Nella tavola sono riportati l’alzato e la pianta delle fondazioni e piano stradale del ponte sul torrente Sovata al passo della via Regia Emilia. Si tratta di un ponte a tre luci con volte in muratura, proposto dall’ingegnere in capo Eugenio Giani in sostituzione di quello esistente con impalcature di legname.
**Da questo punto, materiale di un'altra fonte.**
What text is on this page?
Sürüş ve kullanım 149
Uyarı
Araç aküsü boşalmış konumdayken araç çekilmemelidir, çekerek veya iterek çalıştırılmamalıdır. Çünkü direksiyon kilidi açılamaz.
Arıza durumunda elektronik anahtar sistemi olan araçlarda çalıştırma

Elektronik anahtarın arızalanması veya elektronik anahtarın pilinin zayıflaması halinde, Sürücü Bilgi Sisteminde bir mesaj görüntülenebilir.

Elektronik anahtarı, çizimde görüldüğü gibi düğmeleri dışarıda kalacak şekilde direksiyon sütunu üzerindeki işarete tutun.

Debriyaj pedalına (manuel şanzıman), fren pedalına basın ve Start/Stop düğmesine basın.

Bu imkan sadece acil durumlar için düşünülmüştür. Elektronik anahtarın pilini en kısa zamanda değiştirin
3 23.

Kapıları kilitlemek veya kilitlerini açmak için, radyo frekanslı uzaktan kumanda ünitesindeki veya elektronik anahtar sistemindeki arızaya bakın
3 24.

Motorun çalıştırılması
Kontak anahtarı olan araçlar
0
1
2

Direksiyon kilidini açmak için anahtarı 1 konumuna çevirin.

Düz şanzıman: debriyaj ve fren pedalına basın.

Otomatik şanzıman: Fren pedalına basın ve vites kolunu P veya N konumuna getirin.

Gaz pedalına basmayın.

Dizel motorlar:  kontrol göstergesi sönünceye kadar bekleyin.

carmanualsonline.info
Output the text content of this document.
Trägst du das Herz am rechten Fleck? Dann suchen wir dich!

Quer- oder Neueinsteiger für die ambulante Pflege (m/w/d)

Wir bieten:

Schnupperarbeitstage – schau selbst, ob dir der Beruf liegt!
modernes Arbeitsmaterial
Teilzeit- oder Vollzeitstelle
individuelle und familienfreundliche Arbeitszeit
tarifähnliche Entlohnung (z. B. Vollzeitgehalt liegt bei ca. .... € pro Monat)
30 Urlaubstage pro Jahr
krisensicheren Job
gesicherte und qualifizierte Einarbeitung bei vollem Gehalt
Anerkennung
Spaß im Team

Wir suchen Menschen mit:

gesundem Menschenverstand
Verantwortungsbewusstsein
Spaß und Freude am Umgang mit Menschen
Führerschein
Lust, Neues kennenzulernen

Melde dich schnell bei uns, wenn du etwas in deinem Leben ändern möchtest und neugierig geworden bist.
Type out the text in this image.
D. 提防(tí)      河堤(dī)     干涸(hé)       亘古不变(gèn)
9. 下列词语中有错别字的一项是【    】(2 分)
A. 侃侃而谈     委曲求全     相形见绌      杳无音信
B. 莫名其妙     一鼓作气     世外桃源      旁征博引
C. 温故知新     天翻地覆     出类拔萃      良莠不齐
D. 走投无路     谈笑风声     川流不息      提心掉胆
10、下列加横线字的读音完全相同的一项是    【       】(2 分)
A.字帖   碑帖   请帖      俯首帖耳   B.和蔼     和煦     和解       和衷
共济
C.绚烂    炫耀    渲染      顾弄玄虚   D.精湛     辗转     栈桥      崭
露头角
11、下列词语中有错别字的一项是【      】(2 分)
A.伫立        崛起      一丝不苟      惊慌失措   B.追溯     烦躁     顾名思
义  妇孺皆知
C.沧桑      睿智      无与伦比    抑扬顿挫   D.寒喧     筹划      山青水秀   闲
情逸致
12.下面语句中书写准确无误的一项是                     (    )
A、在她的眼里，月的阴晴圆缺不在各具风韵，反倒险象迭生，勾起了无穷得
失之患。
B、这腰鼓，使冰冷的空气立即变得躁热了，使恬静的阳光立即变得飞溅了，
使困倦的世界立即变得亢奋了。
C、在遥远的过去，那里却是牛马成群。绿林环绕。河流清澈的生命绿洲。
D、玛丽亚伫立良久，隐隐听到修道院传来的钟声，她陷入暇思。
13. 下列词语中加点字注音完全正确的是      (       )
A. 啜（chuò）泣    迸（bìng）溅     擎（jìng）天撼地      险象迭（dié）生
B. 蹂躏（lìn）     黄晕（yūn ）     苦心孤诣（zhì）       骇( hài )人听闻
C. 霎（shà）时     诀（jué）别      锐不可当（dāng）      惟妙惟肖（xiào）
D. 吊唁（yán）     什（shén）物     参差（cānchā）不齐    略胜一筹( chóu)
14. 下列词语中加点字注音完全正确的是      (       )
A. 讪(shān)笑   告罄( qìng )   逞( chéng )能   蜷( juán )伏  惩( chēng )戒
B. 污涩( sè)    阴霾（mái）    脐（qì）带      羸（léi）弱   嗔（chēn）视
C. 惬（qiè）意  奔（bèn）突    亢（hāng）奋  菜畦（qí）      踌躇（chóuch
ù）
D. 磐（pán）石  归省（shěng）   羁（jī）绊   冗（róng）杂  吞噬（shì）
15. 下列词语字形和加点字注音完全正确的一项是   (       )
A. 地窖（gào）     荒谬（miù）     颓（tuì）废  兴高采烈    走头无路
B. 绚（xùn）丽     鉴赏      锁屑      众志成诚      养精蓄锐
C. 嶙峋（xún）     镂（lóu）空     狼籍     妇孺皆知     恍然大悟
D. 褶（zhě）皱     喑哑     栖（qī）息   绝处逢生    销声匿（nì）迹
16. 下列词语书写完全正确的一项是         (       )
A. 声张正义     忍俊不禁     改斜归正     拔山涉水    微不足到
Il progetto prevede di mantenere la struttura in muratura esistente, ovviamente consolidandola, e costruire tre volte in mattoni semiovali, di cui quella centrale più ampia delle altre. Si interverrà anche sul piano stradale ampliandolo per rendere più agevole la viabilità. I parapetti saranno costituiti da una fascia aggettante, un filare “andante” e una cimasa convessa nella parte superiore. Alla base di questi si eseguiranno degli “archiccioli” semicircolari per facilitare lo scolo delle acque pluviali.
Durante il periodo della realizzazione dei lavori sarà costruito anche un ponte provvisorio, utilizzando il legname ricavato dalla demolizione del ponte provvisorio sul torrente Fossa.
La tavola è allegata alla “Relazione e Perizia dei lavori occorrenti per sostituire le volte di struttura murale alla impalcatura di legname del Ponte sul Torrente Sovata” scritta dall’ingegnere Eugenio Giani il 7 aprile 1861. Tutta la documentazione attinente all’affare fa parte della pratica n. 3.